Mais, tandis que Prosper, très calme, haussant les épaules sans répondre, faisait rentrer le cheval et la carriole, ce fut de nouveau le père Fouchard qui intervint, penché sur la brouette.

-Alors, c'est deux moutons crevés que vous m'apportez... Ca va bien qu'il gèle, sans quoi ils ne sentiraient guère bon.

Cabasse et Ducat, les deux lieutenants de Sambuc, qui l'accompagnaient dans toutes ses expéditions, se récrièrent.

-Oh! dit le premier, avec sa vivacité criarde de provençal, ils n'ont pas plus de trois jours... C'est des bêtes mortes à la ferme des Raffins, où il y a un sale coup de maladie sur les animaux.

-Procumbit humi bos, déclama l'autre, l'ancien huissier que son goût trop vif pour les petites filles avait déclassé et qui aimait à citer du latin.

D'un hochement de tête, le père Fouchard continuait à déprécier la marchandise, qu'il affectait de trouver trop avancée. Et il conclut, en entrant dans la cuisine avec les trois hommes:

-Enfin, il faudra qu'ils s'en contentent... Ca va bien qu'à Raucourt ils n'ont plus une côtelette. Quand on a faim, n'est-ce pas? On mange de tout.

Et, ravi au fond, il appela Silvine qui revenait de coucher Charlot.

-Donne des verres, nous allons boire un coup à la crevaison de Bismarck.
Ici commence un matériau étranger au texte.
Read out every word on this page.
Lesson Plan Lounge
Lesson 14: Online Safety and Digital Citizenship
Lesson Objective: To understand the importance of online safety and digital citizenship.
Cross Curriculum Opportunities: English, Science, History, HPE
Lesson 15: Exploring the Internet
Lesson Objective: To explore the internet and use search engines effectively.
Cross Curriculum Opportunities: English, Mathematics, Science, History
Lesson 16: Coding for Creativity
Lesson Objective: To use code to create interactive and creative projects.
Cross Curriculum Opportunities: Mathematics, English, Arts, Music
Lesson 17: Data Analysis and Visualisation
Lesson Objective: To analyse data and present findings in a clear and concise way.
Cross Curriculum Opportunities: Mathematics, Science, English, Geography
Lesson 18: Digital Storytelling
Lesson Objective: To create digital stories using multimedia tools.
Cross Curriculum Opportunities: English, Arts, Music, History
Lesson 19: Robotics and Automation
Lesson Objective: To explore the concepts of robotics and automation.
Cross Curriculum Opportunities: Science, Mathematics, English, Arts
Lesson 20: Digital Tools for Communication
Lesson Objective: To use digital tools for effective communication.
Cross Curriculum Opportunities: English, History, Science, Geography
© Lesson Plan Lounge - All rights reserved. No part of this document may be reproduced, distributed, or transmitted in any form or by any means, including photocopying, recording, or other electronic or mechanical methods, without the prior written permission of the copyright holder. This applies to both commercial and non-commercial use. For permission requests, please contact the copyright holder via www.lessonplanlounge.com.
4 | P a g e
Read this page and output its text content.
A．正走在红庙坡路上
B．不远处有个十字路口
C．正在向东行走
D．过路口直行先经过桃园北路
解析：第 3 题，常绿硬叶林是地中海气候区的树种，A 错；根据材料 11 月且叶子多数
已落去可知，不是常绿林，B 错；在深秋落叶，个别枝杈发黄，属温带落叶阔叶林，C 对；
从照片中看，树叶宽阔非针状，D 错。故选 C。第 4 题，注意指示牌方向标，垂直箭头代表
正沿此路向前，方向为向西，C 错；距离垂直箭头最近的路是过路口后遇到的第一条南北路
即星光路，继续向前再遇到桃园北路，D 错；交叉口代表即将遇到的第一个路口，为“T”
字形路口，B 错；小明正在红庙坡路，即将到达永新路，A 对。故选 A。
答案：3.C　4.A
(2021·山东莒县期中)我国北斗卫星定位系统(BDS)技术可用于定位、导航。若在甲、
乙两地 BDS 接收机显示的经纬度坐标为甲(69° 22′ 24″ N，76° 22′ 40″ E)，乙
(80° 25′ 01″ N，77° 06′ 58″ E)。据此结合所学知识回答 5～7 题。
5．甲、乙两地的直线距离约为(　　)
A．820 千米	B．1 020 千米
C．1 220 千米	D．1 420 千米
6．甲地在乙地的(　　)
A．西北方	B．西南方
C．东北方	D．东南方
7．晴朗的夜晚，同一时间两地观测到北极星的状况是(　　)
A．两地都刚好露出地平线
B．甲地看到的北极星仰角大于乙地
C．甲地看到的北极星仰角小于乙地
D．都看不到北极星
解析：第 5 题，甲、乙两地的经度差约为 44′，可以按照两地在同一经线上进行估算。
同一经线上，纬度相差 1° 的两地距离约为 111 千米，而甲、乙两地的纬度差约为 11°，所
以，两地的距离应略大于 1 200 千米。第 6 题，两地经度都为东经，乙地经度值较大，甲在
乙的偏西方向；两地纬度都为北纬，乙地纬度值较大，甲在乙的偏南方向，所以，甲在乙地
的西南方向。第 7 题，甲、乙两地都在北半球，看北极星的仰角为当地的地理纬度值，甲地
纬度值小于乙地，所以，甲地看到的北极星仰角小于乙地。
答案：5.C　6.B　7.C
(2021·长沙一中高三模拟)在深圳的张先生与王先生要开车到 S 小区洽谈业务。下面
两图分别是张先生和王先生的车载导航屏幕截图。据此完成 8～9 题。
Fouchard entretenait ainsi de bonnes relations avec les francs-tireurs des bois de Dieulet, qui, depuis bientôt trois mois, sortaient au crépuscule de leurs taillis impénétrables, rôdaient par les routes, tuaient et dévalisaient les Prussiens qu'ils pouvaient surprendre, se rabattaient sur les fermes, rançonnaient les paysans, quand le gibier ennemi venait à manquer. Ils étaient la terreur des villages, d'autant plus qu'à chaque convoi attaqué, à chaque sentinelle égorgée, les autorités allemandes se vengeaient sur les bourgs voisins, qu'ils accusaient de connivence, les frappant d'amendes, emmenant les maires prisonniers, brûlant les chaumières. Et, si les paysans, malgré la bonne envie qu'ils en avaient, ne livraient pas Sambuc et sa bande, c'était simplement par crainte de recevoir quelque balle, au détour d'un sentier, dans le cas où le coup n'aurait pas réussi.

Lui, Fouchard, avait eu l'extraordinaire idée de faire du commerce avec eux. Battant le pays en tous sens, aussi bien les fossés que les étables, ils étaient devenus ses pourvoyeurs de bêtes crevées. Pas un boeuf ni un mouton ne mourait, dans un rayon de trois lieues, sans qu'ils vinssent l'enlever, de nuit, pour le lui apporter. Et il les payait en provisions, en pains surtout, des fournées de pains que Silvine cuisait exprès. D'ailleurs, s'il ne les aimait guère, il avait une admiration secrète pour les francs- tireurs, des gaillards adroits qui faisaient leurs affaires en se fichant du monde; et, bien qu'il tirât une fortune de ses marchés avec les Prussiens, il riait en dedans, d'un rire de sauvage, quand il apprenait qu'on venait encore d'en trouver un, au bord d'une route, la gorge ouverte.